When Dehcho Grand Chief Gladys Norwegian and Environment and Climate Change Minister Catherine McKenna sat side-by-side and signed an agreement protecting Edéhzhíe on October 11, they demonstrated the power of a new conservation model.
This model recognizes Indigenous Peoples' leadership in protecting the lands. It fosters partnerships between Indigenous and Crown governments. And it conserves more of the forests, fresh waters, animals and plants we all depend upon.
"This is a direct result of the vision of the Dehcho," said Minister McKenna. "I will tell the story of Edehzhie across Canada, but I will also tell it when I go around the world."
Now is the time for spreading this model. Canada pledged to protect at least 17 per cent of lands by 2020, as part of the global effort to combat the perilous loss of animal and plant species. The most effective way for Canada to reach this goal is to partner with Indigenous Nations that are already creating and proposing new protected areas across the country.
Partnerships between Indigenous Nations and Canada will not only create conservation gains here at home but can also lead the world into a new relationship with the land. A majority of large intact lands left on the planet — places with an abundance of animals and plants and unpolluted waters — are cared for by Indigenous Peoples. These places hold the key to sustaining biodiversity for our children and grandchildren.
If Canada can arrive at the UN Convention on Biological Diversity conference in Beijing in 2020 having met its conservation targets through partnerships with Indigenous Nations, it can help unleash a new era of conservation that respects the leadership of Indigenous Peoples in protecting biodiversity.

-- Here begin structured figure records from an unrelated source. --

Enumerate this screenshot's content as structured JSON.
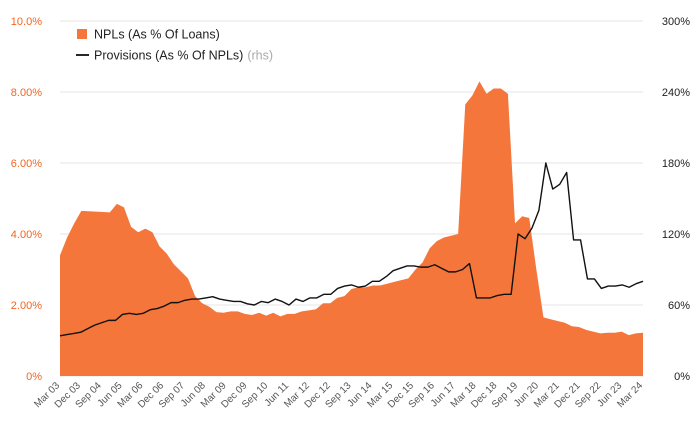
{
  "chart_data": {
    "type": "area",
    "title": "",
    "xlabel": "",
    "ylabel": "",
    "grid": true,
    "legend_position": "top-left",
    "colors": {
      "npl_area": "#f5763b",
      "provisions_line": "#111111",
      "left_axis_text": "#f26522",
      "right_axis_text": "#222222"
    },
    "y_left": {
      "min": 0,
      "max": 10,
      "ticks": [
        0,
        2,
        4,
        6,
        8,
        10
      ],
      "tick_labels": [
        "0%",
        "2.00%",
        "4.00%",
        "6.00%",
        "8.00%",
        "10.0%"
      ]
    },
    "y_right": {
      "min": 0,
      "max": 300,
      "ticks": [
        0,
        60,
        120,
        180,
        240,
        300
      ],
      "tick_labels": [
        "0%",
        "60%",
        "120%",
        "180%",
        "240%",
        "300%"
      ]
    },
    "x_tick_labels": [
      "Mar 03",
      "Dec 03",
      "Sep 04",
      "Jun 05",
      "Mar 06",
      "Dec 06",
      "Sep 07",
      "Jun 08",
      "Mar 09",
      "Dec 09",
      "Sep 10",
      "Jun 11",
      "Mar 12",
      "Dec 12",
      "Sep 13",
      "Jun 14",
      "Mar 15",
      "Dec 15",
      "Sep 16",
      "Jun 17",
      "Mar 18",
      "Dec 18",
      "Sep 19",
      "Jun 20",
      "Mar 21",
      "Dec 21",
      "Sep 22",
      "Jun 23",
      "Mar 24"
    ],
    "series": [
      {
        "name": "NPLs (As % Of Loans)",
        "axis": "left",
        "style": "area",
        "values": [
          3.4,
          3.9,
          4.3,
          4.65,
          4.64,
          4.63,
          4.62,
          4.61,
          4.85,
          4.75,
          4.2,
          4.05,
          4.15,
          4.05,
          3.65,
          3.45,
          3.15,
          2.95,
          2.75,
          2.25,
          2.05,
          1.95,
          1.8,
          1.78,
          1.82,
          1.82,
          1.75,
          1.72,
          1.78,
          1.7,
          1.78,
          1.68,
          1.75,
          1.75,
          1.82,
          1.85,
          1.88,
          2.05,
          2.05,
          2.2,
          2.25,
          2.45,
          2.5,
          2.5,
          2.55,
          2.55,
          2.6,
          2.65,
          2.7,
          2.75,
          3.0,
          3.2,
          3.6,
          3.8,
          3.9,
          3.95,
          4.0,
          7.65,
          7.9,
          8.3,
          7.95,
          8.1,
          8.1,
          7.95,
          4.3,
          4.5,
          4.45,
          3.0,
          1.65,
          1.6,
          1.55,
          1.5,
          1.4,
          1.38,
          1.3,
          1.25,
          1.2,
          1.22,
          1.22,
          1.25,
          1.15,
          1.2,
          1.22
        ]
      },
      {
        "name": "Provisions (As % Of NPLs)",
        "name_note": "(rhs)",
        "axis": "right",
        "style": "line",
        "values": [
          34,
          35,
          36,
          37,
          40,
          43,
          45,
          47,
          47,
          52,
          53,
          52,
          53,
          56,
          57,
          59,
          62,
          62,
          64,
          65,
          65,
          66,
          67,
          65,
          64,
          63,
          63,
          61,
          60,
          63,
          62,
          65,
          63,
          60,
          65,
          63,
          66,
          66,
          69,
          69,
          74,
          76,
          77,
          75,
          76,
          80,
          80,
          84,
          89,
          91,
          93,
          93,
          92,
          92,
          94,
          91,
          88,
          88,
          90,
          95,
          66,
          66,
          66,
          68,
          69,
          69,
          120,
          116,
          125,
          140,
          180,
          158,
          162,
          172,
          115,
          115,
          82,
          82,
          74,
          76,
          76,
          77,
          75,
          78,
          80
        ]
      }
    ]
  }
}
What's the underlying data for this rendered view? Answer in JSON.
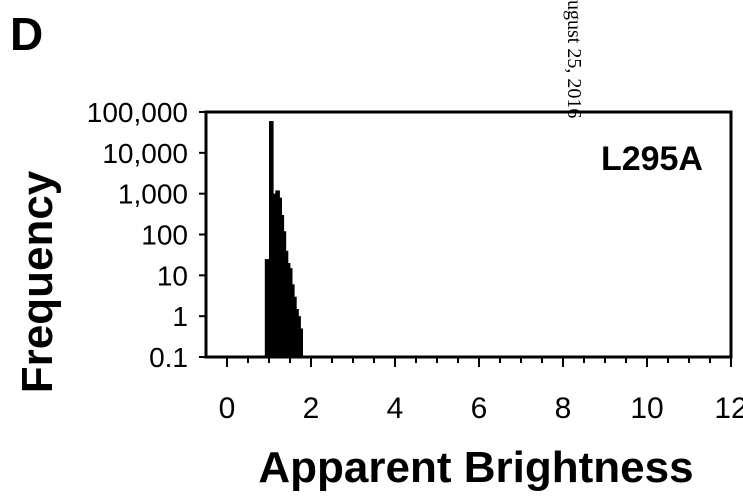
{
  "panel_label": "D",
  "watermark": "ugust 25, 2016",
  "chart_data": {
    "type": "bar",
    "annotation": "L295A",
    "xlabel": "Apparent Brightness",
    "ylabel": "Frequency",
    "x_ticks": [
      "0",
      "2",
      "4",
      "6",
      "8",
      "10",
      "12"
    ],
    "y_ticks": [
      "100,000",
      "10,000",
      "1,000",
      "100",
      "10",
      "1",
      "0.1"
    ],
    "xlim": [
      -0.5,
      12
    ],
    "ylim": [
      0.1,
      100000
    ],
    "y_scale": "log",
    "grid": false,
    "bins": [
      {
        "x": 0.9,
        "y": 25
      },
      {
        "x": 0.95,
        "y": 25
      },
      {
        "x": 1.0,
        "y": 60000
      },
      {
        "x": 1.05,
        "y": 60000
      },
      {
        "x": 1.1,
        "y": 1000
      },
      {
        "x": 1.15,
        "y": 1200
      },
      {
        "x": 1.2,
        "y": 1200
      },
      {
        "x": 1.25,
        "y": 800
      },
      {
        "x": 1.3,
        "y": 300
      },
      {
        "x": 1.35,
        "y": 120
      },
      {
        "x": 1.4,
        "y": 40
      },
      {
        "x": 1.45,
        "y": 20
      },
      {
        "x": 1.5,
        "y": 15
      },
      {
        "x": 1.55,
        "y": 6
      },
      {
        "x": 1.6,
        "y": 3
      },
      {
        "x": 1.65,
        "y": 1.5
      },
      {
        "x": 1.7,
        "y": 1
      },
      {
        "x": 1.75,
        "y": 0.5
      }
    ]
  }
}
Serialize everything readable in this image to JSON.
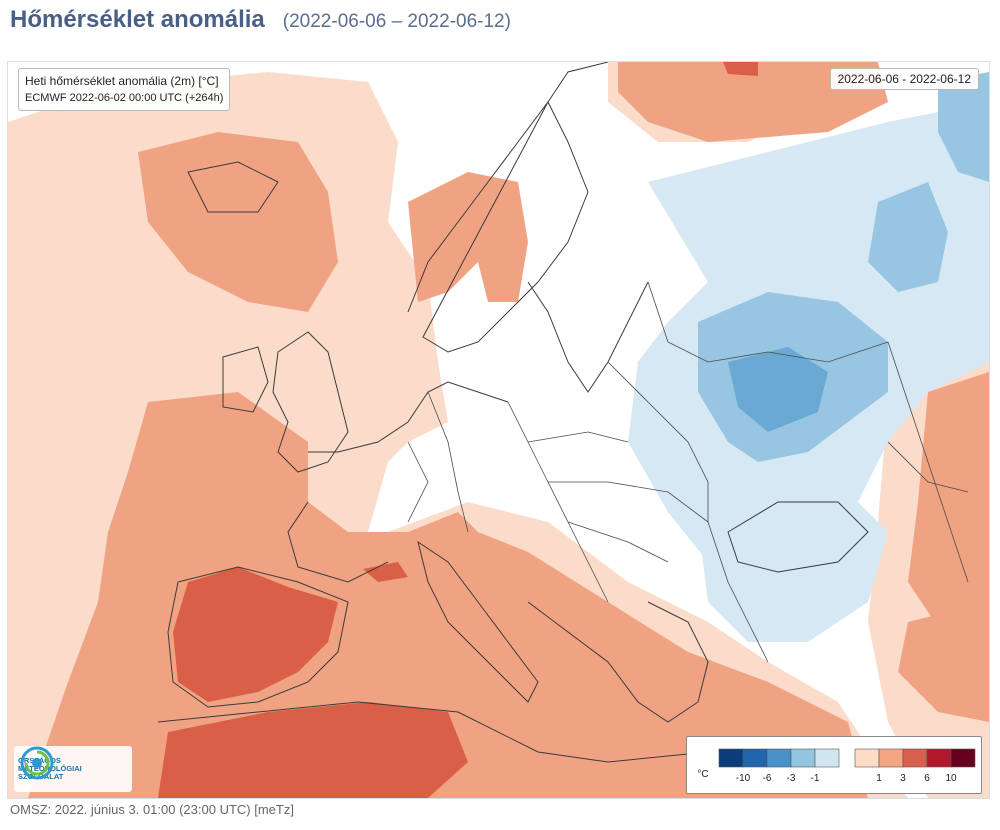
{
  "header": {
    "title": "Hőmérséklet anomália",
    "period": "(2022-06-06 – 2022-06-12)"
  },
  "map": {
    "info": {
      "line1": "Heti hőmérséklet anomália (2m) [°C]",
      "line2": "ECMWF 2022-06-02 00:00 UTC (+264h)"
    },
    "date_range": "2022-06-06 - 2022-06-12"
  },
  "logo": {
    "line1": "ORSZÁGOS",
    "line2": "METEOROLÓGIAI",
    "line3": "SZOLGÁLAT"
  },
  "legend": {
    "unit": "°C",
    "cold_labels": [
      "-10",
      "-6",
      "-3",
      "-1"
    ],
    "warm_labels": [
      "1",
      "3",
      "6",
      "10"
    ],
    "cold_colors": [
      "#0b3d7a",
      "#2166ac",
      "#4a90c9",
      "#92c5de",
      "#d1e5f0"
    ],
    "warm_colors": [
      "#fddbc7",
      "#f4a582",
      "#d6604d",
      "#b2182b",
      "#67001f"
    ]
  },
  "footer": {
    "text": "OMSZ: 2022. június 3. 01:00 (23:00  UTC)  [meTz]"
  }
}
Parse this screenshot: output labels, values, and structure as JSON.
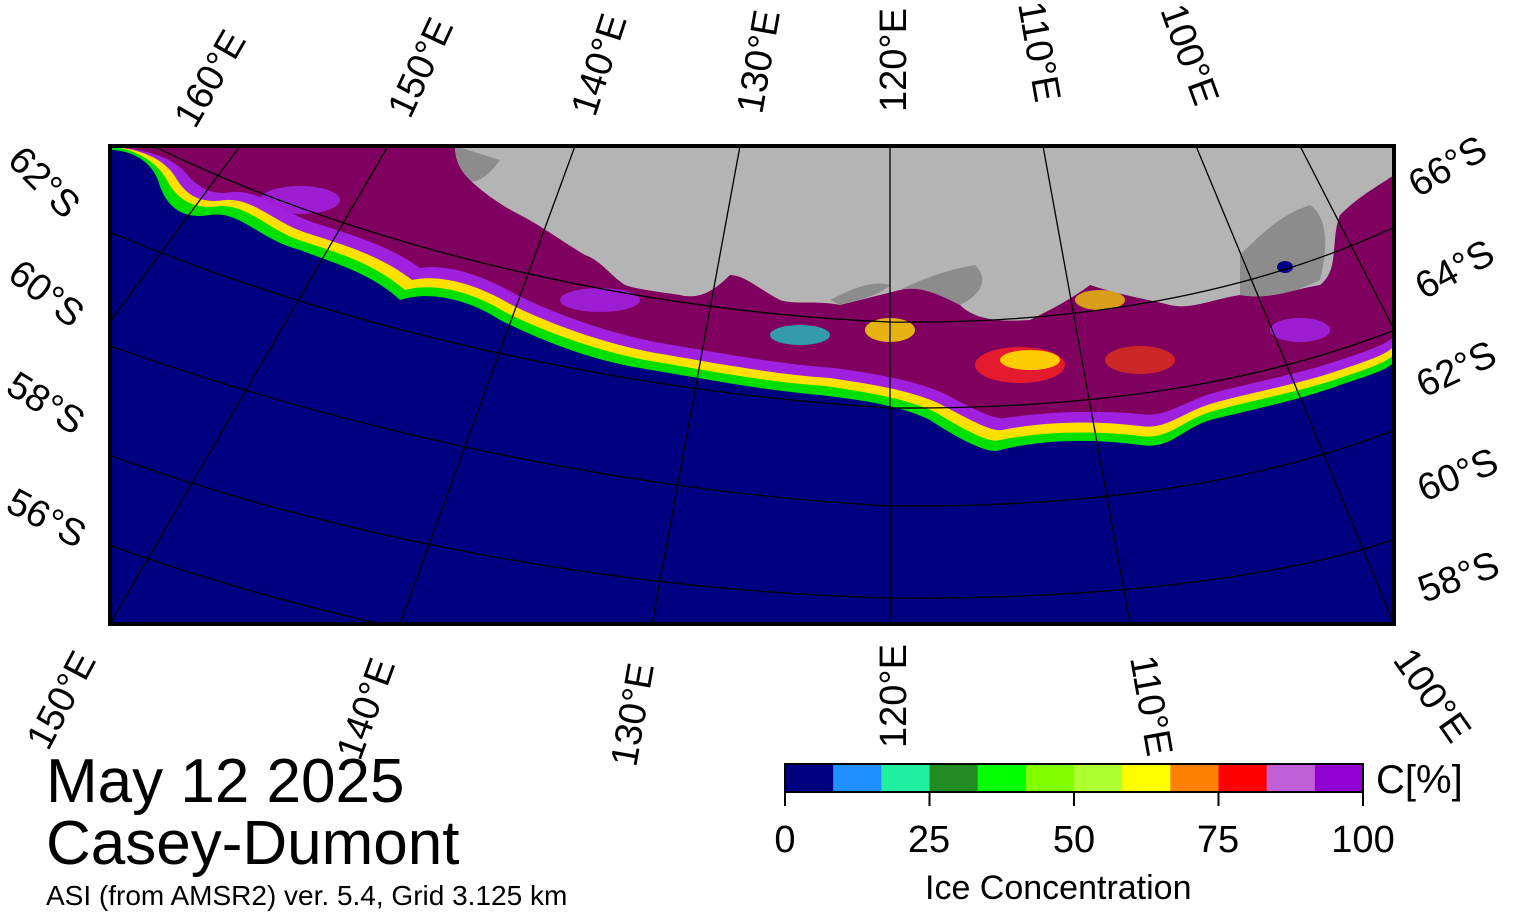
{
  "map": {
    "date": "May 12 2025",
    "region": "Casey-Dumont",
    "product": "ASI (from AMSR2) ver. 5.4,  Grid 3.125 km",
    "colors": {
      "ocean": "#000080",
      "land": "#b4b4b4",
      "ice_shelf": "#8c8c8c",
      "high_ice": "#800060",
      "frame": "#000000"
    },
    "top_lon_labels": [
      "160°E",
      "150°E",
      "140°E",
      "130°E",
      "120°E",
      "110°E",
      "100°E"
    ],
    "bottom_lon_labels": [
      "150°E",
      "140°E",
      "130°E",
      "120°E",
      "110°E",
      "100°E"
    ],
    "left_lat_labels": [
      "62°S",
      "60°S",
      "58°S",
      "56°S"
    ],
    "right_lat_labels": [
      "66°S",
      "64°S",
      "62°S",
      "60°S",
      "58°S"
    ]
  },
  "colorbar": {
    "title": "Ice Concentration",
    "unit": "C[%]",
    "ticks": [
      "0",
      "25",
      "50",
      "75",
      "100"
    ],
    "bins": [
      "#000080",
      "#1e90ff",
      "#20f0a0",
      "#228b22",
      "#00ff00",
      "#7fff00",
      "#adff2f",
      "#ffff00",
      "#ff8000",
      "#ff0000",
      "#c060d8",
      "#9000d0"
    ]
  }
}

The Dehcho First Nations have illustrated what the power of this model.
I first travelled to the region almost 15 years ago, when the Dehcho were working on a transformative land use plan that draws on cultural traditions and Indigenous and western science to identify protected areas and development zones. Edéhzhíe was identified as a priority for protection through this process.
The International Boreal Conservation Campaign (IBCC) has long been a partner to the Dehcho in its conservation work, and we saw in the Dehcho plan inspiration for what became the Boreal Forest Conservation Framework, a vision for Canada's boreal region that was endorsed by 1,500 scientists, scores of business, Indigenous leaders and nations and conservation groups.
The framework recognizes the leadership of Indigenous Peoples in conserving lands within their traditional territories, and IBCC partners with Indigenous Nations to ensure this principle guides all boreal conservation efforts.
We saw what that looks like on October 11, when Dehcho leaders and federal officials gathered on the banks of the Mackenzie River, fed a fire with tobacco, and agreed to protect vibrant boreal lands for all Canadians. Now they can share that conservation model with the world.